Es ist und bleibt einfach ungerecht: Keiner von uns kann sich aufmachen in ein fernes und vielleicht gelobtes Land, um sich den dortigen natürlichen Gegebenheiten und seinen eigenen Bedürfnissen entsprechend unabhängig von jeglicher weltlicher Macht sein Leben einzurichten, selbst, wenn er oder sie dazu in der Lage wäre, ein Stück Land urbar zu machen und zu bestellen, eine Behausung zu bauen, zu fischen und zu jagen, Feuer zu machen, Wasser zu leiten und notfalls auch mit sich selbst allein zu sein - denn alles Vorhandene in dieser Welt ist längst verteilt... und ungerecht verteilt.

Und die kapitalistische Welt der ungerechten Verteilung ist auf nahezu allen Ebenen des menschlichen Lebens gerastert in die verschiedensten und ineinander auch verschränkten Planquadrate der Ausübung von Macht und Gewalt: Wirtschaftliche und militärische Macht beweisen sich im Kampf um Ressourcen und Profite mit der banalen Gewalt des Stärkeren, wissenschaftliche und politische, theoretische und rhetorische Macht in der Verwaltung der Massen mit der gewaltigen Überlegenheit von auserwählten Besserwissern, mediale und virtuelle Macht mit der manipulativen Gewalt systemkonformer Gehirnwäscher.
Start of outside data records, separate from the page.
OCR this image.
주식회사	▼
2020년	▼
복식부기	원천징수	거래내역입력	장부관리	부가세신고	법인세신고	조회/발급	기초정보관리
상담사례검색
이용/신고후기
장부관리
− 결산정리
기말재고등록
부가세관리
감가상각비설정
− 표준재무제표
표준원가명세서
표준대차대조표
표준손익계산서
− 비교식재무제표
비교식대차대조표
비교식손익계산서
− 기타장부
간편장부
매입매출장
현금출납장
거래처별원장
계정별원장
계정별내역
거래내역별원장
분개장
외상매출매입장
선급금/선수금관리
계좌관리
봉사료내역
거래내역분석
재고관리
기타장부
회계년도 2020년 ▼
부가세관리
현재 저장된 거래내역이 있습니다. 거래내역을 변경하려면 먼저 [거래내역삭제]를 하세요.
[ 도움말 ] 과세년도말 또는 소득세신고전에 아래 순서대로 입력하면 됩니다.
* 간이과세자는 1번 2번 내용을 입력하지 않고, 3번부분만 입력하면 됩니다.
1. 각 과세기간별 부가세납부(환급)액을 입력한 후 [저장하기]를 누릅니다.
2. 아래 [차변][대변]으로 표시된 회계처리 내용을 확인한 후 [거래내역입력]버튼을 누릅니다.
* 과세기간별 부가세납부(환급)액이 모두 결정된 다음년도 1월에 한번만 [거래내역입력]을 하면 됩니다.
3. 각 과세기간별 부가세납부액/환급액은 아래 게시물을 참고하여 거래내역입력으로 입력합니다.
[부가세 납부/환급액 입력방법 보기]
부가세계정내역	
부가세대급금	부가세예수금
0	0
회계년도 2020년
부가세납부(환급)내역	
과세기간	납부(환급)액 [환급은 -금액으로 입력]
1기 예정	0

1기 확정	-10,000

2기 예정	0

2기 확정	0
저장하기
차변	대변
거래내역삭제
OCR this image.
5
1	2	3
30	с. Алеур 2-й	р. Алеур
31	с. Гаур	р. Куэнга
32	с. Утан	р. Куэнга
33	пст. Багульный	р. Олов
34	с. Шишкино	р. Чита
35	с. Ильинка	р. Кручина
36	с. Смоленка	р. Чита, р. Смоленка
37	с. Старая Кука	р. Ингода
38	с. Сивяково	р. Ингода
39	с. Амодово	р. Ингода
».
All diese Mächte und ihre Vertreter in Politik und Gesellschaft arbeiten wie ferngesteuert Hand in Hand im übermächtigen Auftrag ihrer fetischisierten Gottessurrogate, als da wären: Konkurrenzgesteuerte Erlangung von immer mehr Macht und Einfluss und deren gleichzeitige Verhinderung in den Händen anderer, gewinnen und unterwerfen, besser sein, der Beste sein. Profite, Renditen, Einkommen und Schwarzgelder werden in Dollar- oder Eurosummen gemessen und sind nicht mehr und nicht weniger als die armseligen Indikatoren der eigenen fremdbestimmten Bedeutung innerhalb dieses alles beherrschenden Wertesystems.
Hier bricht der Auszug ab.